P: It’s a lot more pragmatic than that. This all goes back to movie studios. What does it cost to do a print of a film? $US5000 - $AUD10,000. what do they do? They’re now into big hits. They roll out 20,000, 2000 theatres at a time, pick them up at the end of three weeks roll it out to the next country, then roll it out to the next country. Their biggest fear is that if the movies get out everywhere then they can’t do the roll-out in the theatres. So as soon as you’ve done your movie theatres, then the DVD comes out or in the old days, VHS. Anything that threatens that sequential roll-out cost minimisation harms their profits.

 

I: Yes, but is sequential roll-out a necessarily efficient way of doing things?

 

P: No, but you’ve got now a complete system of staged roll-outs of media that doesn’t have a $5000 print run cost for each print of a movie. But it’s now culture, it’s about maximising profits, minimising cost and reusing stuff. And the whole regional encoding of DVDs, I mean we were part of the very very (sorry, previous life) very early discussions on DVD back in ’94, ’93 in all of this stuff. And it was really almost going to do DVDs to death. Same things with VHSs before it – they don’t have regional encoding, they just didn’t make them available.

 

L: So is the ACCC going to stress those sorts of arguments?

 

BF: No, I’ve read the ACCC’s submissions, and the ACCC’s submissions are not on competition law grounds. They’re purely on the grounds of the circumvention legislation and the grounds that we’ve basically said: this is not a technological protection measure, because it doesn’t allow access or copying.

 

I: Copyright’s not what it’s at.

 

BF: That’s right. But I thought when you started, you were going to take a substantive purposive interpretation. The effect of the regional encoding is I still can’t take a burnt CD in my console and play it. So it’s a disincentive for me to copy.

 

L: But is it a secondary purpose or a primary purpose?

 

I: And is this an objective or a subjective test? If it’s an objective test, you just say what are the consequences of this restriction. If it’s a subjective test, you say what is this restriction designed to do from the point of the person who imposing it?

 

LB: But there is a purpose test, isn’t there? It’s not sole purpose, it’s primary purpose, isn’t it?

 

I: The purpose is an objective concept, not a subjective one.

 

LB: Yes.

 

P: So the first thing kids will do is either get a breached DVD player or go and hack the copy of the DVD and burn a non-regional one. Kids who are a lot more technical savvy than us, will either go and get a DVD player that doesn’t have regional encoding, all regions, or put diesis over it or something else that removes the encoding and then burn a CD that they can play anywhere.

 

S: The provision reads: “A technological protection measure means a device or product or a component incorporated into a process that’s designed in the ordinary course of its operation to prevent or inhibit infringement of copyright work or other subject matter or by the following means –

(a)    by ensuring that access to the work or other subject matter is available solely by using access code or process such as decryption; or

(b)   for a copy control mechanism.

 

I: That’s a subjective test.
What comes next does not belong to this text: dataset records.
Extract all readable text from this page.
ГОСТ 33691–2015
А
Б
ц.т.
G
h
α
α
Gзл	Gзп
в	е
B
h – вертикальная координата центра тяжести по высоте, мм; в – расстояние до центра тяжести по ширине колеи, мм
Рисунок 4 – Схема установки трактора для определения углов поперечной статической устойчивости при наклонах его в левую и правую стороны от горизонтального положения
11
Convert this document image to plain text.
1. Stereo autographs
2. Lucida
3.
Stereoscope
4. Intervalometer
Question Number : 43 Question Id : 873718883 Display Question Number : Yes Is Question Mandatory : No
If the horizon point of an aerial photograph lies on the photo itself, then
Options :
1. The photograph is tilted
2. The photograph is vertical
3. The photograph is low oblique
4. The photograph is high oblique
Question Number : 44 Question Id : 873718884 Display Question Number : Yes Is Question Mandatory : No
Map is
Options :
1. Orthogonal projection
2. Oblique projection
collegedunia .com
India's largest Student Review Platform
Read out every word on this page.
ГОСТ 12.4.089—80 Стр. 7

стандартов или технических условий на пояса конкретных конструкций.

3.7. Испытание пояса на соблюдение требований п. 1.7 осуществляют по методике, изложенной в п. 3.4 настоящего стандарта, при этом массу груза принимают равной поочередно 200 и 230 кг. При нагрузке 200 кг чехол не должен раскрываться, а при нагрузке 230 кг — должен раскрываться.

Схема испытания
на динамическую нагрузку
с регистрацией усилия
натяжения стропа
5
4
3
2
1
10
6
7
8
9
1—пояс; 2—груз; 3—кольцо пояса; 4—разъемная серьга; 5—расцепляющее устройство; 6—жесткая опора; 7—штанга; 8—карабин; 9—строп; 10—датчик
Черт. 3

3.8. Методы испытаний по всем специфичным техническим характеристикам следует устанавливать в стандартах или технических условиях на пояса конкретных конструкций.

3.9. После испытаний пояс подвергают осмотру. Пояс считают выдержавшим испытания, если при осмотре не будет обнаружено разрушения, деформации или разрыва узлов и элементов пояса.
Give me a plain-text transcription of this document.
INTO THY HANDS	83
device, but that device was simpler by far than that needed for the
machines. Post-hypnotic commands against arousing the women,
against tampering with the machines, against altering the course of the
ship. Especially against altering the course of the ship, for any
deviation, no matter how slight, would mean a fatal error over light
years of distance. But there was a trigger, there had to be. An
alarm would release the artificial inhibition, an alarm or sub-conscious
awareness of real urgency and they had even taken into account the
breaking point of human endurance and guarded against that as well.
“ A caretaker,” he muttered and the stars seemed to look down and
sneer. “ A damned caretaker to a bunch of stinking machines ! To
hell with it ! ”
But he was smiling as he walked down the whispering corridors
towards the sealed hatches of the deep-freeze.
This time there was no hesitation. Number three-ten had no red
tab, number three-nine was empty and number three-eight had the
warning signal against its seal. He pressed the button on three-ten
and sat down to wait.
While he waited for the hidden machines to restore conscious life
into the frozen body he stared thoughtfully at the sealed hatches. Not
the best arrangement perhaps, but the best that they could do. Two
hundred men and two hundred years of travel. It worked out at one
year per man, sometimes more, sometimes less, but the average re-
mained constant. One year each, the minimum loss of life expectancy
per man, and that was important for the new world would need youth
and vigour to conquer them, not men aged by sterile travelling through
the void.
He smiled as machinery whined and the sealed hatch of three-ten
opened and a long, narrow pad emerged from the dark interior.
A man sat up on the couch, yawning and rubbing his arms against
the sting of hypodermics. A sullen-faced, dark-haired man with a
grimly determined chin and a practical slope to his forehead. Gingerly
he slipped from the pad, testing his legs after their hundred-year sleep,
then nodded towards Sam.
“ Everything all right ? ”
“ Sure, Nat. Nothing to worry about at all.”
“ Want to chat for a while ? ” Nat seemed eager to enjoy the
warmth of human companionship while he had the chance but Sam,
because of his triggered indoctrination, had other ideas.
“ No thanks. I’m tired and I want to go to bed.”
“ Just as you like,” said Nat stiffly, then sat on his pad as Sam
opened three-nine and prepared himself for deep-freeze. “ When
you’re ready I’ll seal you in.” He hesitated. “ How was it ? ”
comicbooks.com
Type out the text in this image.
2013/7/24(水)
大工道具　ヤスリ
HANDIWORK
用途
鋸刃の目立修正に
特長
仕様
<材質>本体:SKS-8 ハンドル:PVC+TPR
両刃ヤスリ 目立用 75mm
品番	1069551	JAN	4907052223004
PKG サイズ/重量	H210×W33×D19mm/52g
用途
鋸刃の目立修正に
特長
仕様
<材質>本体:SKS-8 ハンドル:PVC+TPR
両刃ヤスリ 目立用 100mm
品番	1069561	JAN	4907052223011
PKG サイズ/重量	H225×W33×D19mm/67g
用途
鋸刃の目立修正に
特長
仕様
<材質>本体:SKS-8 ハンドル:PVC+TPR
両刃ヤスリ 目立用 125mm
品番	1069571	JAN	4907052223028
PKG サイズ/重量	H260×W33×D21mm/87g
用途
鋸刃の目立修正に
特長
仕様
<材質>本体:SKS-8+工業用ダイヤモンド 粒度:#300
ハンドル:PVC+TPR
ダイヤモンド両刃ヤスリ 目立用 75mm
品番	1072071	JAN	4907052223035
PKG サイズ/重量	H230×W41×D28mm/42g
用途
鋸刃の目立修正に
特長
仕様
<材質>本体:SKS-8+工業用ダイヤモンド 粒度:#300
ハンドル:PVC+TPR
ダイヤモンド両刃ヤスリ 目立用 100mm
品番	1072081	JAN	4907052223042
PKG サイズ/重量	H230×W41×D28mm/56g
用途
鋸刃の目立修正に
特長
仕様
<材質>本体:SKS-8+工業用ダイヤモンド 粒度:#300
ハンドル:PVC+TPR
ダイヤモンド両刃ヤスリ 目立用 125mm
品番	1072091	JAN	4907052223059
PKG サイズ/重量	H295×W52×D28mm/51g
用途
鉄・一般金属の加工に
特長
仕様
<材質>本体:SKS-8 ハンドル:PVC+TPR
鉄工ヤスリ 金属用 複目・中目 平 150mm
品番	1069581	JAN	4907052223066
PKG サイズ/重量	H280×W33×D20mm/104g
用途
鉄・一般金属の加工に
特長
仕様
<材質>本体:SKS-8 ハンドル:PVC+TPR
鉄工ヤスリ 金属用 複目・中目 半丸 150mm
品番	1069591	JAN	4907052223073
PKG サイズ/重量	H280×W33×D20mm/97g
I mean, the way that’s phrased, that’s subjective. Look at the purpose which the person imposing the technology has in their mind.

 

S: That is designed in the ordinary course of its operation.

 

I: In the ordinary course of their operation, not what people might perceive outside. So it’s a subjective test.

 

L: I think we’ve probably come to the end of discussions, looking at the state of people’s eyes around the table. I’ve gotten alot out of this, I hope you all have as well.